Claims are easy to make, but hard to back up.
IBM has a tendency to be conservative when making claims and I personally am even more so when I have to stand up in front of a customer and defend them.
As the saying goes:
Don't trust statistics you haven't developed yourself.
So when I started updating my presentations on Oracle Application Compatibility to DB2 10 I decided to do my own research.
Getting the data
It would have been easy to pick a small, fixed set of benchmark applications and measure compatibility over time.
The problem with such an approach is that it immediately introduces bias toward tuning towards that fixed set.
For example if openBravo
, the application we use for the DB2 Boot Camps
, were the indicator of compatibility, then temptation to tweak DB2 to achieve 100% for that specific application would be very high.
But that would give no indication whatever about overall compatibility for other applications.
A random set of applications is a much better measure.
Luckily such a set does exist.
Any customer or partner who is considering an Oracle Application for enablement to DB2 can download the MEET DB2 tool
In a nutshell MEET DB2
parses a DDL dump of an Oracle database including tables, views, sequences, and any PL/SQL objects.
It's task is to detect how many objects and how many lines of code (LOC) can be syntactically parsed by DB2.
It also has a rule engine that detects various semantic differences such as the absence of certain PL/SQL Packages.
The really interesting part about MEET DB2 as far as this post is concerned however is that the customer has to send the analysis in raw format to IBM to retrieve the printable report.
IBM does not receive any source code, but only the aggregated data.
The result is a database of MEET DB2 reports which provides a direct measure of compatibility for real applications outside of IBM's direct control.
The only downside is that the results are always about a point in time.

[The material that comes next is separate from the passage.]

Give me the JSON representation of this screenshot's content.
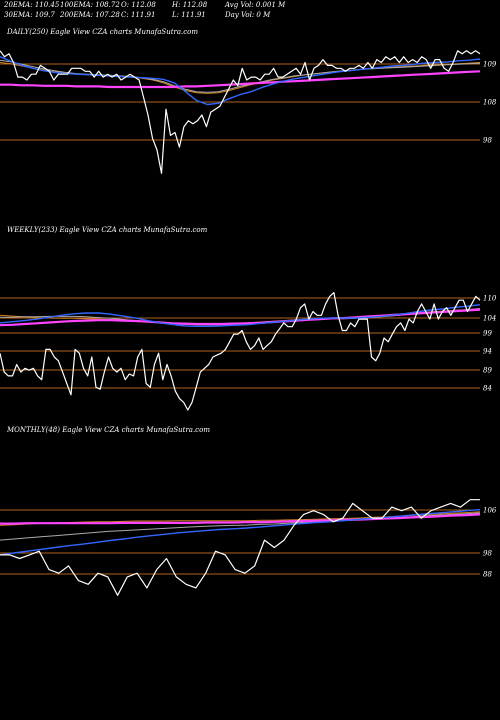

A report on MEET DB2 9.7.3 cannot be re-graded to MEET DB2 10.
Here is a graph of the number of reports submitted to this database by customers and partners.
Note that this is not a complete list of all reports since IBM-run reports are typically not collected in this database.
This picture warrants some explanation.
Everyone wants to see an upwards trajectory. But no-one wants to see a peak.
Since these are customer initiated MEET reports they are primarily submitted for versions of DB2 which are generally available.
Since DB2 10 is not yet generally available that explains the very limited number of reports in DB2 10.
A similar reasoning holds for DB2 9.7.5. DB2 9.7.5 GA ed only a few months ago.
It has not yet had the opportunity to accumulate as much attention as DB2 9.7.4.
In a nutshell the peak is always trailing the GA date by several months.
Now, taking some 10 applications to come up with a general statement seems rather brazen.
Some 170 applications on DB2 9.7.5 on the other hand provide a decent statistical basis.
If hope we can all agree that compatibility of DB2 10 is bound to be higher than that of DB2 9.7.5.
After all DB2 10 includes all the previous version's features plus some more.
So I have chosen to investigate the DB2 9.7.5 MEET reports in more detail.
What I found was that there are quite a few number of reports with less than 1,000 Lines of code.
The smaller the report the higher the variation. There are numerous trivial ones which show 100% compatibility.
And there are some that have 0% compatibility.
One must wonder whether users accidentally analyzed non SQL file.
So my next step has been to ignore any applications with less than 1,000 LOC of PL/SQL.
In addition I eliminated a handful of duplicates.
This left me with:
- 74 MEET DB2 reports for DB2 9.7.5
- Sizes between 1,015 LOC and 240,706 LOC PL/SQL
- A total of 2,513,236 LOC PL/SQL
- Between 90.1% and 99.9% of PL/SQL statements directly compatible with DB2
- An average of 98.6% of LOC compatible.
The average here is the sum of the percentages divided by the number of applications.
I could only have used a weighted average, but that seems less realistic.
Here is the detail view:
Is there a correlation between the number of the LOC and the level of compatibility?
Interestingly: No, there is not.
In the above image on the top is the 240,000 LOC example.
The number of LOCs decrease clockwise down towards the 1,000 LOC.
I think IBM can safely defend a claim of an average of 98% compatibility.
Realistically even 98.6% seems to be a safe lower boundary.
Over time we will see whether DB2 10 reaches even higher levels once a sufficient number of reports have been submitted.